A US chipmaker’s attempt to acquire a peer with a valuable Chinese affiliate has spurred concern in Beijing, as tensions between the world’s two biggest economies threaten to disrupt the global tech supply chain.
China’s antitrust regulator is closely monitoring Diodes Inc’s proposed US$428 million takeover of Lite-On Semiconductor Corp (敦南科技), responding to complaints that a deal would deliver the Taiwanese company’s Shanghai-based affiliate On-Bright Electronics Inc (昂寶) into US hands, according to a person familiar with the matter.
China’s State Administration for Market Regulation is heeding warnings from multiple industry organizations about the acquisition and could consider asking the Chinese assets to be excluded from the deal, said the person, asking not to be identified talking about sensitive matters.
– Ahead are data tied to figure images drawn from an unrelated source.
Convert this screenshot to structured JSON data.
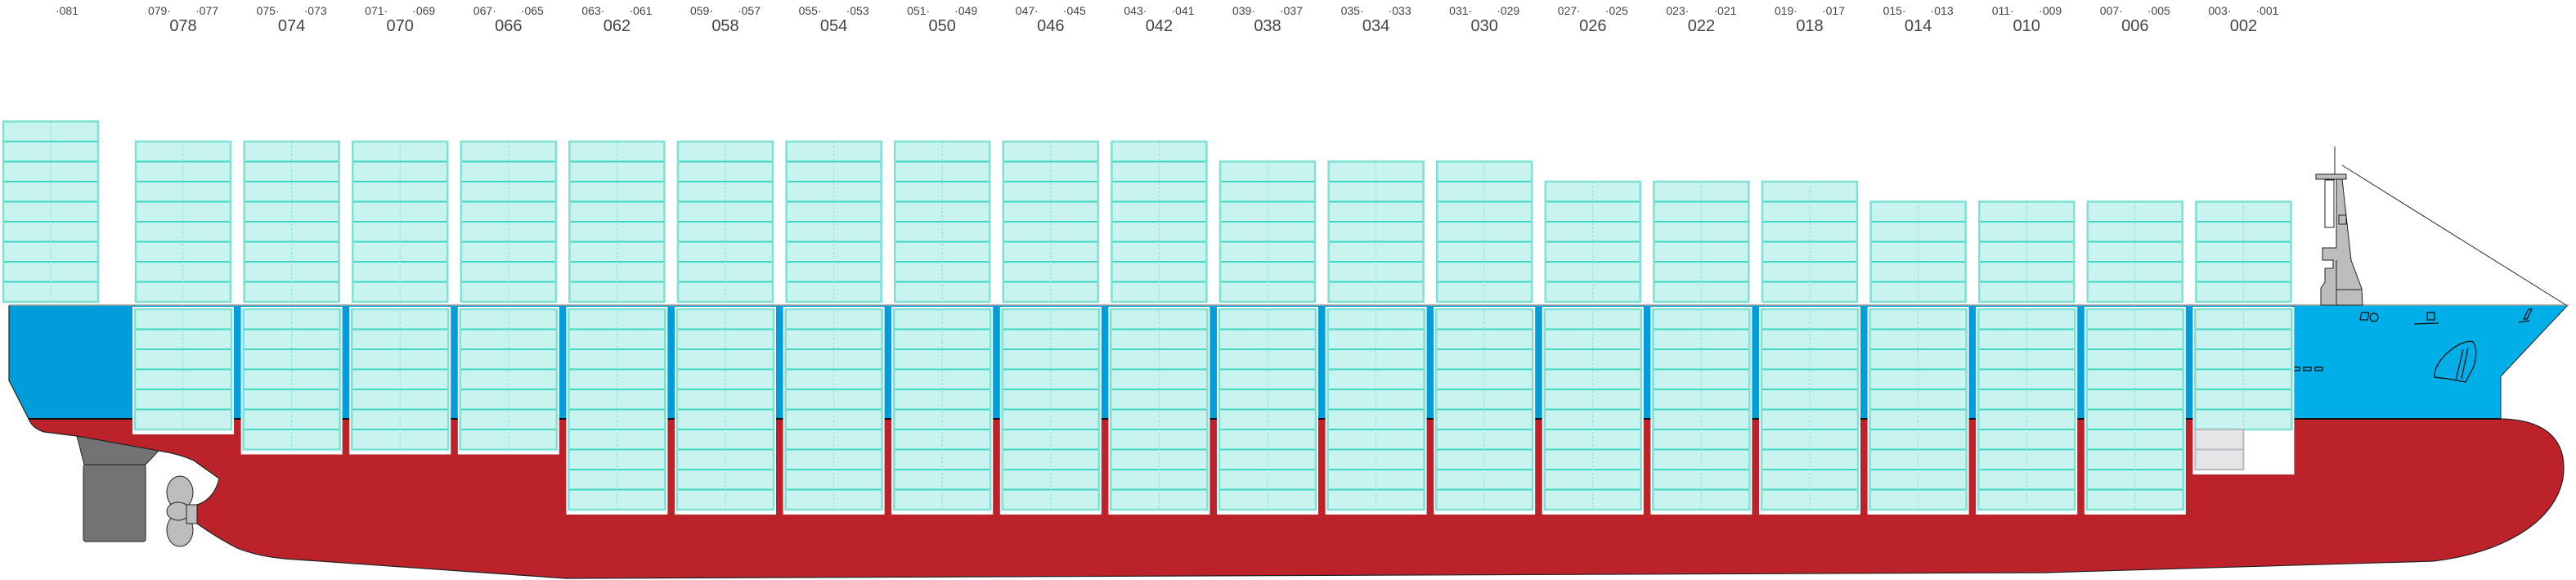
{
  "colors": {
    "hull_red": "#bb2229",
    "hull_blue_aft": "#009ddb",
    "hull_blue_bow": "#00aee8",
    "container_fill": "#c8f3ee",
    "container_line": "#3fd6c2",
    "empty_slot_fill": "#e5e5e8",
    "superstructure_gray": "#bdbdbd",
    "rudder_gray": "#737373"
  },
  "bay_081": {
    "fwd": "·081",
    "deck_tiers": 9
  },
  "bays": [
    {
      "bay": "078",
      "aft": "079·",
      "fwd": "·077",
      "deck_tiers": 8,
      "hold_tiers": 6
    },
    {
      "bay": "074",
      "aft": "075·",
      "fwd": "·073",
      "deck_tiers": 8,
      "hold_tiers": 7
    },
    {
      "bay": "070",
      "aft": "071·",
      "fwd": "·069",
      "deck_tiers": 8,
      "hold_tiers": 7
    },
    {
      "bay": "066",
      "aft": "067·",
      "fwd": "·065",
      "deck_tiers": 8,
      "hold_tiers": 7
    },
    {
      "bay": "062",
      "aft": "063·",
      "fwd": "·061",
      "deck_tiers": 8,
      "hold_tiers": 10
    },
    {
      "bay": "058",
      "aft": "059·",
      "fwd": "·057",
      "deck_tiers": 8,
      "hold_tiers": 10
    },
    {
      "bay": "054",
      "aft": "055·",
      "fwd": "·053",
      "deck_tiers": 8,
      "hold_tiers": 10
    },
    {
      "bay": "050",
      "aft": "051·",
      "fwd": "·049",
      "deck_tiers": 8,
      "hold_tiers": 10
    },
    {
      "bay": "046",
      "aft": "047·",
      "fwd": "·045",
      "deck_tiers": 8,
      "hold_tiers": 10
    },
    {
      "bay": "042",
      "aft": "043·",
      "fwd": "·041",
      "deck_tiers": 8,
      "hold_tiers": 10
    },
    {
      "bay": "038",
      "aft": "039·",
      "fwd": "·037",
      "deck_tiers": 7,
      "hold_tiers": 10
    },
    {
      "bay": "034",
      "aft": "035·",
      "fwd": "·033",
      "deck_tiers": 7,
      "hold_tiers": 10
    },
    {
      "bay": "030",
      "aft": "031·",
      "fwd": "·029",
      "deck_tiers": 7,
      "hold_tiers": 10
    },
    {
      "bay": "026",
      "aft": "027·",
      "fwd": "·025",
      "deck_tiers": 6,
      "hold_tiers": 10
    },
    {
      "bay": "022",
      "aft": "023·",
      "fwd": "·021",
      "deck_tiers": 6,
      "hold_tiers": 10
    },
    {
      "bay": "018",
      "aft": "019·",
      "fwd": "·017",
      "deck_tiers": 6,
      "hold_tiers": 10
    },
    {
      "bay": "014",
      "aft": "015·",
      "fwd": "·013",
      "deck_tiers": 5,
      "hold_tiers": 10
    },
    {
      "bay": "010",
      "aft": "011·",
      "fwd": "·009",
      "deck_tiers": 5,
      "hold_tiers": 10
    },
    {
      "bay": "006",
      "aft": "007·",
      "fwd": "·005",
      "deck_tiers": 5,
      "hold_tiers": 10
    },
    {
      "bay": "002",
      "aft": "003·",
      "fwd": "·001",
      "deck_tiers": 5,
      "hold_tiers": 6,
      "empty_half_tiers": 2
    }
  ]
}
The unusual attention accorded On-Bright — a Chinese maker of chipsets for power management that is listed in Taipei and has a market value of NT$9.88 billion (US$323.93 million) — reflects growing scrutiny of US merger and acquisition (M&A) efforts in China.
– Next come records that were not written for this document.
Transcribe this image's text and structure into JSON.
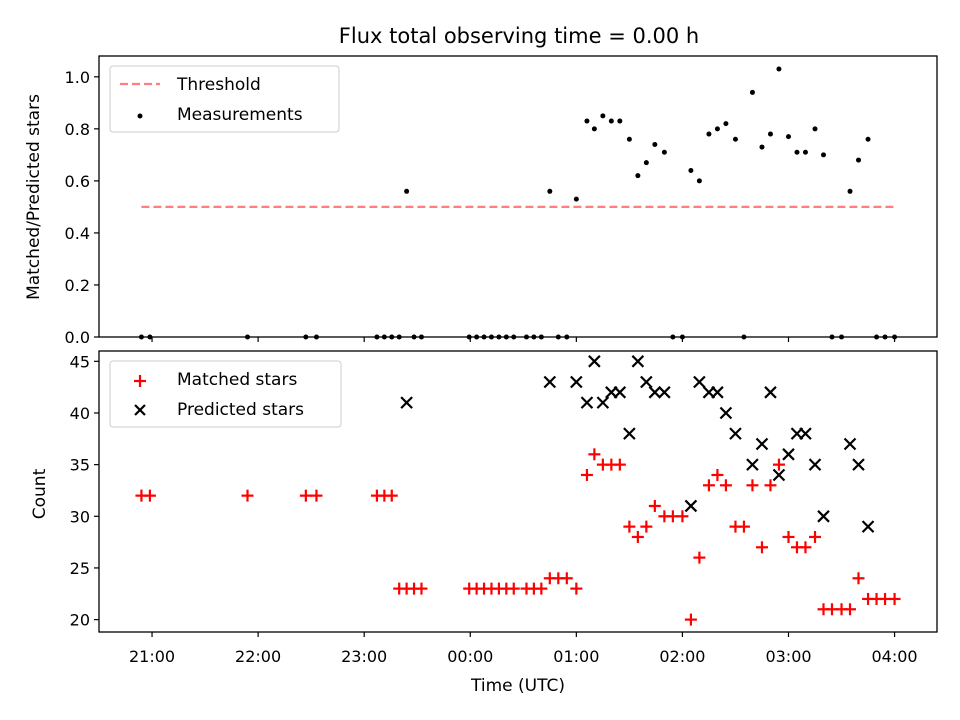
{
  "figure": {
    "title": "Flux total observing time = 0.00 h"
  },
  "chart_data": [
    {
      "type": "scatter",
      "ylabel": "Matched/Predicted stars",
      "xlabel": "",
      "xlim": [
        -3.5,
        4.4
      ],
      "ylim": [
        0.0,
        1.08
      ],
      "yticks": [
        0.0,
        0.2,
        0.4,
        0.6,
        0.8,
        1.0
      ],
      "ytick_labels": [
        "0.0",
        "0.2",
        "0.4",
        "0.6",
        "0.8",
        "1.0"
      ],
      "legend": {
        "placement": "top-left",
        "entries": [
          "Threshold",
          "Measurements"
        ]
      },
      "threshold": {
        "name": "Threshold",
        "y": 0.5,
        "x_range": [
          -3.1,
          4.0
        ],
        "color": "#ff7f7f",
        "style": "dashed"
      },
      "series": [
        {
          "name": "Measurements",
          "color": "#000000",
          "points": [
            [
              -3.1,
              0.0
            ],
            [
              -3.02,
              0.0
            ],
            [
              -2.1,
              0.0
            ],
            [
              -1.55,
              0.0
            ],
            [
              -1.45,
              0.0
            ],
            [
              -0.88,
              0.0
            ],
            [
              -0.81,
              0.0
            ],
            [
              -0.74,
              0.0
            ],
            [
              -0.67,
              0.0
            ],
            [
              -0.6,
              0.56
            ],
            [
              -0.53,
              0.0
            ],
            [
              -0.46,
              0.0
            ],
            [
              -0.01,
              0.0
            ],
            [
              0.06,
              0.0
            ],
            [
              0.13,
              0.0
            ],
            [
              0.2,
              0.0
            ],
            [
              0.27,
              0.0
            ],
            [
              0.34,
              0.0
            ],
            [
              0.41,
              0.0
            ],
            [
              0.53,
              0.0
            ],
            [
              0.6,
              0.0
            ],
            [
              0.67,
              0.0
            ],
            [
              0.75,
              0.56
            ],
            [
              0.83,
              0.0
            ],
            [
              0.91,
              0.0
            ],
            [
              1.0,
              0.53
            ],
            [
              1.1,
              0.83
            ],
            [
              1.17,
              0.8
            ],
            [
              1.25,
              0.85
            ],
            [
              1.33,
              0.83
            ],
            [
              1.41,
              0.83
            ],
            [
              1.5,
              0.76
            ],
            [
              1.58,
              0.62
            ],
            [
              1.66,
              0.67
            ],
            [
              1.74,
              0.74
            ],
            [
              1.83,
              0.71
            ],
            [
              1.91,
              0.0
            ],
            [
              2.0,
              0.0
            ],
            [
              2.08,
              0.64
            ],
            [
              2.16,
              0.6
            ],
            [
              2.25,
              0.78
            ],
            [
              2.33,
              0.8
            ],
            [
              2.41,
              0.82
            ],
            [
              2.5,
              0.76
            ],
            [
              2.58,
              0.0
            ],
            [
              2.66,
              0.94
            ],
            [
              2.75,
              0.73
            ],
            [
              2.83,
              0.78
            ],
            [
              2.91,
              1.03
            ],
            [
              3.0,
              0.77
            ],
            [
              3.08,
              0.71
            ],
            [
              3.16,
              0.71
            ],
            [
              3.25,
              0.8
            ],
            [
              3.33,
              0.7
            ],
            [
              3.41,
              0.0
            ],
            [
              3.5,
              0.0
            ],
            [
              3.58,
              0.56
            ],
            [
              3.66,
              0.68
            ],
            [
              3.75,
              0.76
            ],
            [
              3.83,
              0.0
            ],
            [
              3.91,
              0.0
            ],
            [
              4.0,
              0.0
            ]
          ]
        }
      ]
    },
    {
      "type": "scatter",
      "ylabel": "Count",
      "xlabel": "Time (UTC)",
      "xlim": [
        -3.5,
        4.4
      ],
      "ylim": [
        18.8,
        46.0
      ],
      "yticks": [
        20,
        25,
        30,
        35,
        40,
        45
      ],
      "ytick_labels": [
        "20",
        "25",
        "30",
        "35",
        "40",
        "45"
      ],
      "xticks": [
        -3,
        -2,
        -1,
        0,
        1,
        2,
        3,
        4
      ],
      "xtick_labels": [
        "21:00",
        "22:00",
        "23:00",
        "00:00",
        "01:00",
        "02:00",
        "03:00",
        "04:00"
      ],
      "legend": {
        "placement": "top-left",
        "entries": [
          "Matched stars",
          "Predicted stars"
        ]
      },
      "series": [
        {
          "name": "Matched stars",
          "marker": "plus",
          "color": "#ff0000",
          "points": [
            [
              -3.1,
              32
            ],
            [
              -3.02,
              32
            ],
            [
              -2.1,
              32
            ],
            [
              -1.55,
              32
            ],
            [
              -1.45,
              32
            ],
            [
              -0.88,
              32
            ],
            [
              -0.81,
              32
            ],
            [
              -0.74,
              32
            ],
            [
              -0.67,
              23
            ],
            [
              -0.6,
              23
            ],
            [
              -0.53,
              23
            ],
            [
              -0.46,
              23
            ],
            [
              -0.01,
              23
            ],
            [
              0.06,
              23
            ],
            [
              0.13,
              23
            ],
            [
              0.2,
              23
            ],
            [
              0.27,
              23
            ],
            [
              0.34,
              23
            ],
            [
              0.41,
              23
            ],
            [
              0.53,
              23
            ],
            [
              0.6,
              23
            ],
            [
              0.67,
              23
            ],
            [
              0.75,
              24
            ],
            [
              0.83,
              24
            ],
            [
              0.91,
              24
            ],
            [
              1.0,
              23
            ],
            [
              1.1,
              34
            ],
            [
              1.17,
              36
            ],
            [
              1.25,
              35
            ],
            [
              1.33,
              35
            ],
            [
              1.41,
              35
            ],
            [
              1.5,
              29
            ],
            [
              1.58,
              28
            ],
            [
              1.66,
              29
            ],
            [
              1.74,
              31
            ],
            [
              1.83,
              30
            ],
            [
              1.91,
              30
            ],
            [
              2.0,
              30
            ],
            [
              2.08,
              20
            ],
            [
              2.16,
              26
            ],
            [
              2.25,
              33
            ],
            [
              2.33,
              34
            ],
            [
              2.41,
              33
            ],
            [
              2.5,
              29
            ],
            [
              2.58,
              29
            ],
            [
              2.66,
              33
            ],
            [
              2.75,
              27
            ],
            [
              2.83,
              33
            ],
            [
              2.91,
              35
            ],
            [
              3.0,
              28
            ],
            [
              3.08,
              27
            ],
            [
              3.16,
              27
            ],
            [
              3.25,
              28
            ],
            [
              3.33,
              21
            ],
            [
              3.41,
              21
            ],
            [
              3.5,
              21
            ],
            [
              3.58,
              21
            ],
            [
              3.66,
              24
            ],
            [
              3.75,
              22
            ],
            [
              3.83,
              22
            ],
            [
              3.91,
              22
            ],
            [
              4.0,
              22
            ]
          ]
        },
        {
          "name": "Predicted stars",
          "marker": "x",
          "color": "#000000",
          "points": [
            [
              -0.6,
              41
            ],
            [
              0.75,
              43
            ],
            [
              1.0,
              43
            ],
            [
              1.1,
              41
            ],
            [
              1.17,
              45
            ],
            [
              1.25,
              41
            ],
            [
              1.33,
              42
            ],
            [
              1.41,
              42
            ],
            [
              1.5,
              38
            ],
            [
              1.58,
              45
            ],
            [
              1.66,
              43
            ],
            [
              1.74,
              42
            ],
            [
              1.83,
              42
            ],
            [
              2.08,
              31
            ],
            [
              2.16,
              43
            ],
            [
              2.25,
              42
            ],
            [
              2.33,
              42
            ],
            [
              2.41,
              40
            ],
            [
              2.5,
              38
            ],
            [
              2.66,
              35
            ],
            [
              2.75,
              37
            ],
            [
              2.83,
              42
            ],
            [
              2.91,
              34
            ],
            [
              3.0,
              36
            ],
            [
              3.08,
              38
            ],
            [
              3.16,
              38
            ],
            [
              3.25,
              35
            ],
            [
              3.33,
              30
            ],
            [
              3.58,
              37
            ],
            [
              3.66,
              35
            ],
            [
              3.75,
              29
            ]
          ]
        }
      ]
    }
  ]
}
Regulators might be responding to a string of rejections that have foiled Chinese efforts to acquire US companies because of national security concerns, including Tsinghua Unigroup Ltd’s (清華紫光) abortive effort to lead a buyout of Western Digital Corp in 2016.
It underscores Beijing’s concern about an overwhelming reliance on US-designed semiconductors, which has spurred a nationwide effort to develop homegrown chip technology.
Plano, Texas-based Diodes in August announced its intention to acquire Lite-On Semiconductor, which holds about one-third of the Chinese firm, filings show.
The deal was expected to close in April.
A Lite-On Semiconductor representative said Diodes had submitted its application to Beijing for antitrust review in mid-September.
Diodes did not reply to e-mails requesting comment.
An On-Bright representative in Taipei said the company has not heard that it would need to be excluded from the deal.
One of the red flags was raised by Mobile China Alliance, an influential industrial association that represents Chinese smartphone suppliers, which had closely worked with regulators on multiple M&A cases, including Qualcomm Inc’s failed US$44 billion bid for NXP Semiconductors NV last year.
“If the Chinese government’s antitrust or national security review system doesn’t stop the deal, a great semiconductor company that China spent much effort on will end up becoming an American company,” alliance secretary-general Wang Yanhui (王延輝) wrote in an open letter last week.